I have absolutely no clue what could be causing this.
If the zstd compression layer were buggy, I'd like to think someone would have filed against the zstandard Python package (which I maintain). We declare the length of the file input before compressing the and zstd C API should raise an error if we feed in data not exactly that length when the compression stream has ended. Similarly, zstd would fail checksum validation on decompression. So I don't think it is in the zstd layer.
Now, I do see the tar archive has 9757 null bytes at the end. That's a little fishy and I could easily see how a tar reader could get confused by that. Why sometimes is a big mystery though: I don't like non-deterministic software.
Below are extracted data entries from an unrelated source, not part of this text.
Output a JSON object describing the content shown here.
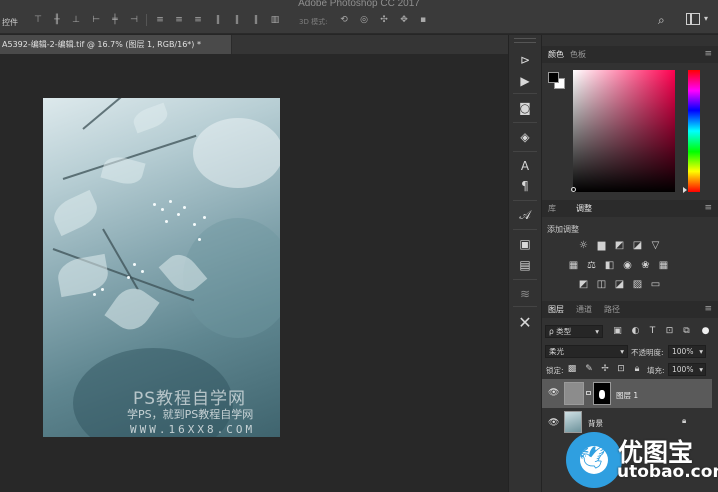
{
  "app": {
    "title": "Adobe Photoshop CC 2017"
  },
  "options_bar": {
    "label": "控件",
    "mode_3d_label": "3D 模式:",
    "align_icons": [
      "align-top-icon",
      "align-vcenter-icon",
      "align-bottom-icon",
      "align-left-icon",
      "align-hcenter-icon",
      "align-right-icon",
      "distribute-top-icon",
      "distribute-vcenter-icon",
      "distribute-bottom-icon",
      "distribute-left-icon",
      "distribute-hcenter-icon",
      "distribute-right-icon",
      "auto-align-icon"
    ],
    "mode_3d_icons": [
      "orbit-3d-icon",
      "roll-3d-icon",
      "pan-3d-icon",
      "slide-3d-icon",
      "scale-3d-icon"
    ],
    "right_icons": [
      "search-icon",
      "workspace-icon"
    ]
  },
  "document": {
    "tab_title": "A5392-编辑-2-编辑.tif @ 16.7% (图层 1, RGB/16*) *",
    "watermark": {
      "line1": "PS教程自学网",
      "line2": "学PS，就到PS教程自学网",
      "line3": "WWW.16XX8.COM"
    }
  },
  "tools": [
    "history-brush-icon",
    "play-icon",
    "histogram-icon",
    "3d-object-icon",
    "character-icon",
    "paragraph-icon",
    "glyphs-icon",
    "libraries-icon",
    "notes-icon",
    "brush-settings-icon",
    "tool-presets-icon"
  ],
  "color_panel": {
    "tabs": [
      "颜色",
      "色板"
    ],
    "active_tab": 0,
    "foreground": "#000000",
    "background": "#ffffff",
    "hue_color": "#ff0050"
  },
  "adjustments_panel": {
    "tabs": [
      "库",
      "调整"
    ],
    "active_tab": 1,
    "title": "添加调整",
    "rows": [
      [
        "brightness-contrast-icon",
        "levels-icon",
        "curves-icon",
        "exposure-icon",
        "vibrance-icon"
      ],
      [
        "hue-saturation-icon",
        "color-balance-icon",
        "black-white-icon",
        "photo-filter-icon",
        "channel-mixer-icon",
        "color-lookup-icon"
      ],
      [
        "invert-icon",
        "posterize-icon",
        "threshold-icon",
        "selective-color-icon",
        "gradient-map-icon"
      ]
    ]
  },
  "layers_panel": {
    "tabs": [
      "图层",
      "通道",
      "路径"
    ],
    "active_tab": 0,
    "filter_kind": "ρ 类型",
    "filter_icons": [
      "pixel-filter-icon",
      "adjustment-filter-icon",
      "type-filter-icon",
      "shape-filter-icon",
      "smart-object-filter-icon",
      "toggle-filter-icon"
    ],
    "blend_mode": "柔光",
    "opacity_label": "不透明度:",
    "opacity_value": "100%",
    "lock_label": "锁定:",
    "lock_icons": [
      "lock-transparent-icon",
      "lock-image-icon",
      "lock-position-icon",
      "lock-artboard-icon",
      "lock-all-icon"
    ],
    "fill_label": "填充:",
    "fill_value": "100%",
    "layers": [
      {
        "name": "图层 1",
        "selected": true,
        "has_mask": true,
        "visible": true
      },
      {
        "name": "背景",
        "selected": false,
        "locked": true,
        "visible": true
      }
    ]
  },
  "logo": {
    "name": "优图宝",
    "url": "utobao.com"
  }
}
We're using the Python stdlib tarfile
module for creating that archive. Code at https://github.com/indygreg/python-build-standalone/blob/b9b7ac270272401a5c598e779105cbcf4235e7b5/pythonbuild/utils.py#L325. Other tar archives also seem to have large amounts of trailing NULLs. Not sure what makes this one special.
I think the non-determinism piece is key. That smells like faulty memory or some kind of software bug related to non-deterministic execution (such as ASLR - although I'm not sure if macOS exactly has ASLR).
I'm forced to treat this bug as non-actionable / low-priority unless multiple people can reproduce.
I can definitely reproduce this on two or my macs.
this is a perplexing one...
sometimes this fails:
doesn't seem to fail with
gtar
so at least I have a workaroundalso doesn't seem to fail for any of the other archives I've tried (admittedly I haven't tried that many)